OPINION: Embracing the awkward


Atarah Israel, Managing Editor

In a 2018 Time magazine opinion piece about awkward silence, Melissa Dahl wrote, “If you don’t know what to say or do, there is always the option to do nothing.” As we continue to embark upon the age of the Zoom call or, in more MHS-inclined terms, the Blackboard Collaborate and Microsoft Teams meeting, this notion has become almost inherent in our daily school interactions: the teacher enters the meeting, asks the students about their day and the subsequent silence ensues. The silence may last a few seconds, perhaps four or five. Someone may send a message via chat. On a particularly pleasant day, a bombardment of students quickly turn on their microphones to respond “good” or “it’s been okay” in hopes of evading the uncomfortable quiet.

In the wake of such silence it is especially easy to recall the days of what we remember to be effortless face-to-face interaction. Were talks with teachers always this difficult? Were class presentations this daunting as before? Now only left with two-second lags and microphone mishaps, our circumstances compel us to navigate a new world of online etiquette. To do so, we must first answer the question: why are online meetings so awkward?
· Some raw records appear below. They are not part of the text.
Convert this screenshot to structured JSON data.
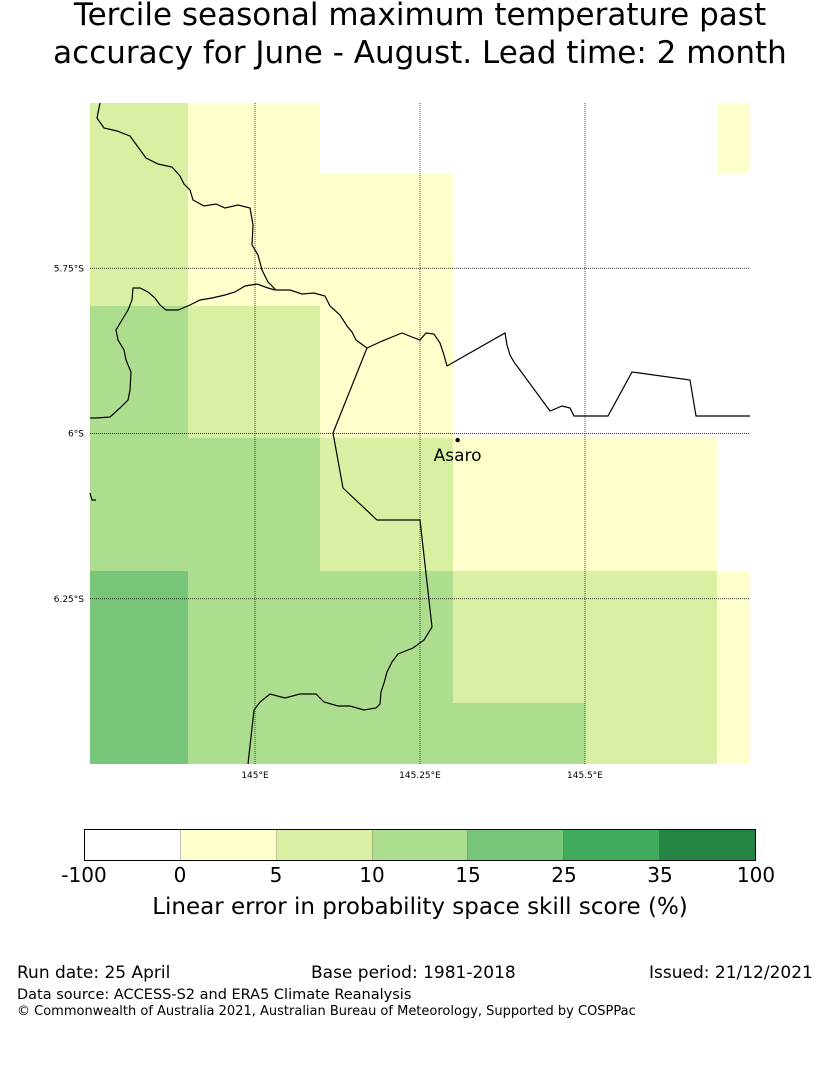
{
  "title": {
    "line1": "Tercile seasonal maximum temperature past",
    "line2": "accuracy for June - August. Lead time: 2 month"
  },
  "map": {
    "lat_range": [
      -6.5,
      -5.5
    ],
    "lon_range": [
      144.75,
      145.75
    ],
    "meridians": [
      {
        "lon": 145.0,
        "label": "145°E"
      },
      {
        "lon": 145.25,
        "label": "145.25°E"
      },
      {
        "lon": 145.5,
        "label": "145.5°E"
      }
    ],
    "parallels": [
      {
        "lat": -5.75,
        "label": "5.75°S"
      },
      {
        "lat": -6.0,
        "label": "6°S"
      },
      {
        "lat": -6.25,
        "label": "6.25°S"
      }
    ],
    "place": {
      "name": "Asaro",
      "lon": 145.307,
      "lat": -6.01
    }
  },
  "colorbar": {
    "ticks": [
      "-100",
      "0",
      "5",
      "10",
      "15",
      "25",
      "35",
      "100"
    ],
    "colors": [
      "#ffffff",
      "#ffffcc",
      "#d9f0a3",
      "#addd8e",
      "#78c679",
      "#41ab5d",
      "#238443"
    ],
    "label": "Linear error in probability space skill score (%)"
  },
  "footer": {
    "run_date": "Run date: 25 April",
    "base_period": "Base period: 1981-2018",
    "issued": "Issued: 21/12/2021",
    "data_source": "Data source: ACCESS-S2 and ERA5 Climate Reanalysis",
    "copyright": "© Commonwealth of Australia 2021, Australian Bureau of Meteorology, Supported by COSPPac"
  }
}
Perhaps it is the aforementioned two second delay. Lags and poor WiFi connections make answering questions on microphones especially tricky—the fear of unintentionally interrupting someone or causing unnecessary reverb has become a genuine concern, especially when such instances begin to take away from class time. We can even go as far to group issues such as microphone disruptions to form a much larger scope of anxieties felt during online learning. Now more than ever, students are aware of their own presence. Whether it be the fear of being the only person with your camera on while the teacher is talking, or misspelling words in a chat message these unfamiliar and, therefore, daunting factors are exhausting to be aware of. In short, the old high school social customs of brick and mortar have been replaced by the digital. 

To add to the ever-changing dynamic, uncontrollable circumstances such as the lack of a substantial workspace or noisy household members at times add distraction to an already demanding condition. Arguably more damaging than external disturbances are those that are self-imposed. That is, multitasking. The expansive divide that now describes the teacher-student relationship stacks immense pressure on both sides to get as much work done in a fixed amount of time. With this pressure, as well as the new-found responsibility that urges students to act with integrity, completing other class work or nonschool-related tasks throughout the school day has become habituary. As we construct new criteria for our online conduct, multitasking—and the factors that cause this action to subsist—must be reconsidered.

Though the circumstances mentioned above appear to border near crisis, a means to escape such stress—or at least the awkwardness of it all—does exist. Let us return to our friend Ms. Dahl and attempt to reconsider the value of awkward silence—it is not always a bad thing, and can even be used to one’s advantage. To slightly divert from her argument, I would venture to assert that awkward silence is a reflection of the uncomfortable, bizarre situation we have all been placed in. Once we realize this, it will become much easier to adapt to the newness, and hit that little microphone icon at the bottom of our screens.